そうなると、スマートフォンでの投票は少子高齢化時代において全世代的なインフラとして必要不可欠となっていくのかもしれない。
「スマホ投票が民主主義のインフラとして必要になる。セキュアなシステムとして、きちんとつくることが必要となります。それを党として実践しているのが国民民主党です」
デジタル格差について
上記のように、選挙のデジタル化、インフラ基盤のデジタル化は必要不可欠である。しかし、一方で年配層を中心にデジタル格差が広がっているのも事実だ。これに関して玉木氏は「次第に狭まってくる」という見解を示した。

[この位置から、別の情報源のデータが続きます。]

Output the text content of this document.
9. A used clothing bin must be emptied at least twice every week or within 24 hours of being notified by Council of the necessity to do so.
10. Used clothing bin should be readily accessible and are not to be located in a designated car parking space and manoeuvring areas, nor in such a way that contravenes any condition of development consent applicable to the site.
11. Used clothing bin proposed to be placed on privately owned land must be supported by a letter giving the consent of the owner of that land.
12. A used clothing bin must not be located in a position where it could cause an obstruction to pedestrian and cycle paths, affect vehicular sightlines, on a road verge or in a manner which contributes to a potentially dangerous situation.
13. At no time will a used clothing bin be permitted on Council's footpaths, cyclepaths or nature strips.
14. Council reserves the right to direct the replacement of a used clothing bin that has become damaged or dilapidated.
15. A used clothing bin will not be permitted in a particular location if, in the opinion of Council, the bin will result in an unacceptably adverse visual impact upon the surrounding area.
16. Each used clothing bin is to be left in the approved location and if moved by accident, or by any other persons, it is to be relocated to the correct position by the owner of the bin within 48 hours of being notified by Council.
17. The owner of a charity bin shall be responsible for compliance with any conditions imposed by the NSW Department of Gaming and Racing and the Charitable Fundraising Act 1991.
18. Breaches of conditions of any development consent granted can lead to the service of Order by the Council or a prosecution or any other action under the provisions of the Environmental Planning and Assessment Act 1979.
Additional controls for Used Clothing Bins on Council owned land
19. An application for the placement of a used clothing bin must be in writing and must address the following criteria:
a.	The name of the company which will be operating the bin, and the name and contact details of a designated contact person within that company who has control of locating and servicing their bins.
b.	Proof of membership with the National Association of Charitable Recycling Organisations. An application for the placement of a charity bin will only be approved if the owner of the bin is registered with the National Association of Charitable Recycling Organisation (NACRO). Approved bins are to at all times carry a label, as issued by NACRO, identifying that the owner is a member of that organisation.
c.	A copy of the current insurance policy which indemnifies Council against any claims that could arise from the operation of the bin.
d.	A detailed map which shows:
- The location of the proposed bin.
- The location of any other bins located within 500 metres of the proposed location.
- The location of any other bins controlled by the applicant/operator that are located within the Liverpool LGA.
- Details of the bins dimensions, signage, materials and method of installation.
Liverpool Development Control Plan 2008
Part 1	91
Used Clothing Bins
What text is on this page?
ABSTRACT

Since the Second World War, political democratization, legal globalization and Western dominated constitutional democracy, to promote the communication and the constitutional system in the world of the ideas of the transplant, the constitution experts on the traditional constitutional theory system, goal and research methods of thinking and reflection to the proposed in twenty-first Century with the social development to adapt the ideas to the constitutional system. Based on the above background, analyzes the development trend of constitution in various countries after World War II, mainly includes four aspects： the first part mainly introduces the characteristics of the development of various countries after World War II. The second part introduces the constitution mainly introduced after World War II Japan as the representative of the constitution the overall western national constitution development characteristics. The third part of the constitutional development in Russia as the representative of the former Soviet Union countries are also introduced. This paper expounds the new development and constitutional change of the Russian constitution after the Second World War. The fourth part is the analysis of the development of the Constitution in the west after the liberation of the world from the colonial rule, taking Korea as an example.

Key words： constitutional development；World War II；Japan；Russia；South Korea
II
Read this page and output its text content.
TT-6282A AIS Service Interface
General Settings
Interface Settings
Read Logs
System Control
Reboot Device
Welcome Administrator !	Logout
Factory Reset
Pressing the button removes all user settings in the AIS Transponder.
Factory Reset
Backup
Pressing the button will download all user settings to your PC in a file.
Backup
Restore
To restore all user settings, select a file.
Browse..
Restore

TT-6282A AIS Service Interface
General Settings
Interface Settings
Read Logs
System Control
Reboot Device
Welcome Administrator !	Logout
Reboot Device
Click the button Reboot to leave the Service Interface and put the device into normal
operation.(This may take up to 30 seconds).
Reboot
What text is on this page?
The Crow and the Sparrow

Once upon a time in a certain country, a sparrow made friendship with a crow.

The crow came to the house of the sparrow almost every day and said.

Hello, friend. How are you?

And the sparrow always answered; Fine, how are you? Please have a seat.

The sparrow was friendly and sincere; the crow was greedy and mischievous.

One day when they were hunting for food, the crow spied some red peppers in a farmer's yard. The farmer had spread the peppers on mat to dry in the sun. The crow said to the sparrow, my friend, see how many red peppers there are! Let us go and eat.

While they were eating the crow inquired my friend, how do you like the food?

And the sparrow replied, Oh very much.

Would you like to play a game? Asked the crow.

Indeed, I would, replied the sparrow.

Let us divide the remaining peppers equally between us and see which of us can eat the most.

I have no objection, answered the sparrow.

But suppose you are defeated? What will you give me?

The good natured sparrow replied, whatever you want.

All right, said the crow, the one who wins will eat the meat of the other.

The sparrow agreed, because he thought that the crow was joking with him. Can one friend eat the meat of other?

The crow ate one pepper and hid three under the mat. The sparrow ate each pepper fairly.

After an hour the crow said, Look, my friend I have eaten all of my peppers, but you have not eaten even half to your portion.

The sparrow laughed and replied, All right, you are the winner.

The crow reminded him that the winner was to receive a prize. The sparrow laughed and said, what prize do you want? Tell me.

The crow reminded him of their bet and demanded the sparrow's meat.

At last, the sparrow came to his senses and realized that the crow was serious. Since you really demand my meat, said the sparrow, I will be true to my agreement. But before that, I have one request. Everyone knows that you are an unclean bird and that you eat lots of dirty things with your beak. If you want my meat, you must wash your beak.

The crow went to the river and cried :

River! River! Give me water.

「まず学校教育の中で、これからデジタルネイティブの世代は、リテラシー教育・向上も含めて、さまざまな形で使いこなせるようになっていきます」

そのような中で取り残されている層は二つある。一つは高齢層、もう一つは低所得者層だ。玉木氏はどちらも解決策があると言う。
「高齢層に関しては、最初はわからなくても、人に手伝ってもらって一度使ってみるとうまくやるんです。
最初はマイナポイントをもらえるという切り口など、お金でインセンティブを与える形でもよいと思います。それで、『便利だよね』と実感してもらうことを、国民運動としてやる。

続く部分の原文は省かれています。